«La fotografia, la mia vita». I novant’anni di Ferrigno a Venezia

Celebrato il compleanno del professionista Luigi “Gigi” Ferrigno che lavorò con Berengo Gardin, il suo archivio donato alla Querini Stampalia: «La Venezia di oggi è una città che non conosco»

Maria Ducoli
Ferrigno con la figlia Anna, ai lati la nipote Beatrice e il compagno Ares
Ferrigno con la figlia Anna, ai lati la nipote Beatrice e il compagno Ares

Ha spento 90 candeline nella sua casa alla Guglie, circondato dall’affetto della sua famiglia e degli amici di una vita, il fotografo Luigi “Gigi” Ferrigno. Da quando ha perso la stabilità delle gambe ha abbandonato la macchina fotografica, ma i ricordi più belli sono proprio quelli dietro l’obbiettivo.

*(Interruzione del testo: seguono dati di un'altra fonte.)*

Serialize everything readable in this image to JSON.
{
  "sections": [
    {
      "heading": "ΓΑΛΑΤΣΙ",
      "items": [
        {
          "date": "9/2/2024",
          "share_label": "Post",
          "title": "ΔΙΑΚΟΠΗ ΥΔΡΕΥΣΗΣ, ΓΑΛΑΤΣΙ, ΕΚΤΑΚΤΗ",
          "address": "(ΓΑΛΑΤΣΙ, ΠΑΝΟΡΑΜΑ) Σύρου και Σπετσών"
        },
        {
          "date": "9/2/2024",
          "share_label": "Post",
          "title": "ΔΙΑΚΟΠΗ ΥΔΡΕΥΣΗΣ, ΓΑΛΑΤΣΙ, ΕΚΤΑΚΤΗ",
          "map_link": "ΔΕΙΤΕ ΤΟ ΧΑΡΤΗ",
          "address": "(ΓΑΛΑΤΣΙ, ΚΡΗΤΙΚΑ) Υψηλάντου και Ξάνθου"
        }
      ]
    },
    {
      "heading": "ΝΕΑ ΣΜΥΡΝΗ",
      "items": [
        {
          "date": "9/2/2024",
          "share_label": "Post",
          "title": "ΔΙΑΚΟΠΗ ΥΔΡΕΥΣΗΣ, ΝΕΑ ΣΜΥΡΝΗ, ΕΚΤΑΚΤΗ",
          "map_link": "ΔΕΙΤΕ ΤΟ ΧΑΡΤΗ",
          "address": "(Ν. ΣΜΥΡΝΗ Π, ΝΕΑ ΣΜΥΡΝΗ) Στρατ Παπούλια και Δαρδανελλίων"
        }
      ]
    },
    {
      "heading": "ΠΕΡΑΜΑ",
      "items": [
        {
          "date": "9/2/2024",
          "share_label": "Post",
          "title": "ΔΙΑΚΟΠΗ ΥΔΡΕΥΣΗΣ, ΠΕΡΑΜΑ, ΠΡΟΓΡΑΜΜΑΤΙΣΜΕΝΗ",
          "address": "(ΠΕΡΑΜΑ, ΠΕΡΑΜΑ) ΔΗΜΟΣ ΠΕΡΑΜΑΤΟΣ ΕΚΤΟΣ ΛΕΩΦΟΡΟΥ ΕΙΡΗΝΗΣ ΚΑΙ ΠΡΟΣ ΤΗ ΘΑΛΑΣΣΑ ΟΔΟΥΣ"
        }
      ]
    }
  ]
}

I primi scatti a cavallo tra il 1959 e il 1960, con Gianni Berengo Gardin, scomparso lo scorso agosto. «Abbiamo iniziato insieme», racconta Gigi, «ci davamo appuntamento alle Fondamente Nove per andare a Burano, dove fotografavamo le case misere dei pescatori, ma anche le fabbriche, dove lavoravano tantissimi bambini. Eravamo saliti insieme sui campanili dei Carmini e a Burano, per fare delle foto dall’alto».

Una fotografia impegnata, sociale, la definisce Ferrigno, con cui per una vita intera ha raccontato i veneziani. «Ora sarebbe diverso, con la privacy non si possono fare più le foto che preferivo, quelle della vita di tutti i giorni, delle persone per strada», sospira. Una vita a lavorare prima negli alberghi e poi nella vetreria Aureliano Toso, a Murano, ma sempre con la macchina fotografica vicino.

Gigi Ferrigno ha scelto l’obbiettivo come lente per documentare le trasformazioni della sua città, decidendo, poi, di donare il suo archivio alla Querini Stampalia. «

Oggi mancano i rumori e gli odori di un tempo, dai tabacchi all’arrotino», aggiunge, «vedo una città allo sbando, in balia del turismo di massa e degli addii al nubilato e celibato. Non è più la città che conosco». Eppure, è ancora la città che ama. E non c’è giorno che, con il deambulatore o con la figlia Anna, Gigi non vada a passeggiare a Cannaregio, a trovare i suoi amici al Ghetto e in fondamenta. E se il prossimo traguardo fossero i cento anni? «Basta non diventare rimbambiti, che io in casa di riposo non ci voglio mica andare» risponde sorridendo.